In recent days, Russia has launched some of its most furious attacks on Odessa, destroying grain that could have fed tens of thousands of people for a year. The attacks also killed at least one other civilian and injured at least two others. The Kremlin has threatened more hostilities and says it will treat any ships sailing around Ukrainian ports in the Black Sea as military targets.

The The cathedral is Odessa’s largest Orthodox cathedral and has remained aligned with the Ukrainian Orthodox Church, which is supported by Moscow, despite the move by many parishes in Ukraine to join a branch loyal to Kiev in the wake of last year’s full-scale invasion by Russia.

Erected in 1794, the building, also known as the Transfiguration Cathedral, became the main church in Novorossiya, the name the Russian Empire gave to the lands along the Black Sea and Crimea, which are part of present-day Ukraine. It was destroyed during a Soviet campaign against religion in 1936 and was not rebuilt until after the fall of the Soviet Union.

In 2010, Patriarch Kirill, the leader of the Russian Orthodox Church, dedicated the newly rebuilt cathedral, a sign of the close ties between the church and Moscow. Twelve years later, after Moscow launched its full-scale invasion of Ukraine, Kirill “blessed” the war effort, saying the sins of the Russians fighting in Ukraine would be “washed away.”

There was no immediate response from the Patriarch or the Kremlin to the damage to the cathedral on Sunday.

Russia’s defense ministry said it attacked military infrastructure in Odessa and blamed the damage to the cathedral on “actions” by Ukrainian air defense teams.

On Saturday, Mr Zelensky warned of the dire consequences of Russian actions in the Black Sea.

“Any destabilization in this region and the disruption of our export routes will mean problems with associated consequences for everyone in the world,” he said in his nocturnal address. Food prices could rise, he said.

The grain deal, struck between the United Nations and Turkey about a year ago, helped stabilize food prices around the world. But now Russia’s withdrawal from the deal could again threaten food security in several countries already reeling from multiple crises, especially in the Horn of Africa.

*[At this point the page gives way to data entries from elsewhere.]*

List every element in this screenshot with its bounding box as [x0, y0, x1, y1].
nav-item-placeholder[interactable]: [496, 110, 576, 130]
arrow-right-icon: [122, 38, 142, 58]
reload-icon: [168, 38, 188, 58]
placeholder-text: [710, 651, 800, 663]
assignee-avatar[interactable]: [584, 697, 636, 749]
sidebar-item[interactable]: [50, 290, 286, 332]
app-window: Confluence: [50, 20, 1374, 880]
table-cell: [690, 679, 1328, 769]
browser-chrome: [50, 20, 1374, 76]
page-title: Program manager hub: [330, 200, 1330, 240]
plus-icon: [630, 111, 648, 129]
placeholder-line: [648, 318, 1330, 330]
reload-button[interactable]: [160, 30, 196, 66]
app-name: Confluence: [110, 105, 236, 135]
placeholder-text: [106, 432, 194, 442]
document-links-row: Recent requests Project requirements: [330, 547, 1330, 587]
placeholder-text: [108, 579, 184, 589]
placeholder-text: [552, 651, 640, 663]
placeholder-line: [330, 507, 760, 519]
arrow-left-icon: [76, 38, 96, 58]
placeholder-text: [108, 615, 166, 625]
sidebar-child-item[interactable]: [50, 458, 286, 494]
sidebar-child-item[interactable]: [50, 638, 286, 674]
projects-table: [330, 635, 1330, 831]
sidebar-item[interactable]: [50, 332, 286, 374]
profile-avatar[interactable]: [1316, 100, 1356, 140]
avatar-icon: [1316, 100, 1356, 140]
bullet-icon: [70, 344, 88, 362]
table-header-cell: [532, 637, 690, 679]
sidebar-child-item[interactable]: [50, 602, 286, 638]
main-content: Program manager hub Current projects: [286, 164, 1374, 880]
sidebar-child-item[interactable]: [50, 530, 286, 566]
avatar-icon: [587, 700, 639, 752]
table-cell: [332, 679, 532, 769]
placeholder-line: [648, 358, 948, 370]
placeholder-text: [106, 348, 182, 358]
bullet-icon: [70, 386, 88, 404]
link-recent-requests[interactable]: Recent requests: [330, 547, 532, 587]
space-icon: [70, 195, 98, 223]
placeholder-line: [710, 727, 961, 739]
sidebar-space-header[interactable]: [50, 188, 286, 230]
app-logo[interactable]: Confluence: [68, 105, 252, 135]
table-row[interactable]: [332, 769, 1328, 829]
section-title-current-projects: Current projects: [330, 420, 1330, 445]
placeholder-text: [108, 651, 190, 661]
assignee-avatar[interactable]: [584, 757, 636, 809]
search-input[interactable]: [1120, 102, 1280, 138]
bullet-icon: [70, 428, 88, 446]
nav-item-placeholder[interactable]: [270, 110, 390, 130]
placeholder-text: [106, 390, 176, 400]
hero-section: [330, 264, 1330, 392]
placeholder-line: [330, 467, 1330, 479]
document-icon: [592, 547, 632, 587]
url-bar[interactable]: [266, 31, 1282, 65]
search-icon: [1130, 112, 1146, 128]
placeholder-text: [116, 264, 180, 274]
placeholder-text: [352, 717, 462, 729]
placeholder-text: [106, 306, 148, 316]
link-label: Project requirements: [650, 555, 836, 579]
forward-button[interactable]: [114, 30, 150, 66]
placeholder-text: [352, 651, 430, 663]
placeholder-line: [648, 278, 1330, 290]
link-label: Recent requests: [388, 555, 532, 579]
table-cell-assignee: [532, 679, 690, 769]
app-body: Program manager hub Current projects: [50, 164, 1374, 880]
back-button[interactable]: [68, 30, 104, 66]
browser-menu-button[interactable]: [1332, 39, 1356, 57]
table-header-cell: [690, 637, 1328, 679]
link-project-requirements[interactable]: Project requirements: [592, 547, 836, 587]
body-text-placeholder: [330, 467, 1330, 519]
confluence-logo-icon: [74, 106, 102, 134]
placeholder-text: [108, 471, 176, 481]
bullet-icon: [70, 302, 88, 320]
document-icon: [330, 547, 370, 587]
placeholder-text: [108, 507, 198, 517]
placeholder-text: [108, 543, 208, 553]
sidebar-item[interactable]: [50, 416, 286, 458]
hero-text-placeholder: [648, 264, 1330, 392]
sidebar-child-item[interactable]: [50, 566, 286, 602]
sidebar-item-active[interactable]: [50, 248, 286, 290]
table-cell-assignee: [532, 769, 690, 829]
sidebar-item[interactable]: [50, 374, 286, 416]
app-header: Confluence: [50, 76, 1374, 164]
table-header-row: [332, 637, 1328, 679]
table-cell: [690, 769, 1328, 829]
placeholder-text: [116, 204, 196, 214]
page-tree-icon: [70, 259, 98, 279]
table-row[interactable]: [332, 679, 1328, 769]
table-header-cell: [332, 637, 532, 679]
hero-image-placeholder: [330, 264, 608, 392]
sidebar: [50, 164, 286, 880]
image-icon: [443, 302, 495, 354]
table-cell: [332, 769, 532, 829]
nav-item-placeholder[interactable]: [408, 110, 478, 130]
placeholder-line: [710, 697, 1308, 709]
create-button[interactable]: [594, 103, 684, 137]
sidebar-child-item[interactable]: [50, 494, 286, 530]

Mr Zelensky is calling for more help from the North Atlantic Treaty Organization. After meeting on Saturday with the alliance’s secretary general Jens Stoltenberg, Mr Zelensky said the Ukraine-NATO Council, a new body that hopes to deepen the alliance between Ukraine and its allies, will soon hold a meeting on the situation in Odessa and the Black Sea.

Also on Sunday, President Vladimir V. Putin of Russia met with President Aleksandr G. Lukashenko of Belarus in St. Petersburg, the Belarusian state news agency reported. It was one of the first public meetings between the two leaders since Lukashenko negotiated an end to the brief mutiny of the Russian mercenary group Wagner last month. The two allies would discuss security, bilateral relations and other issues, the news agency reported.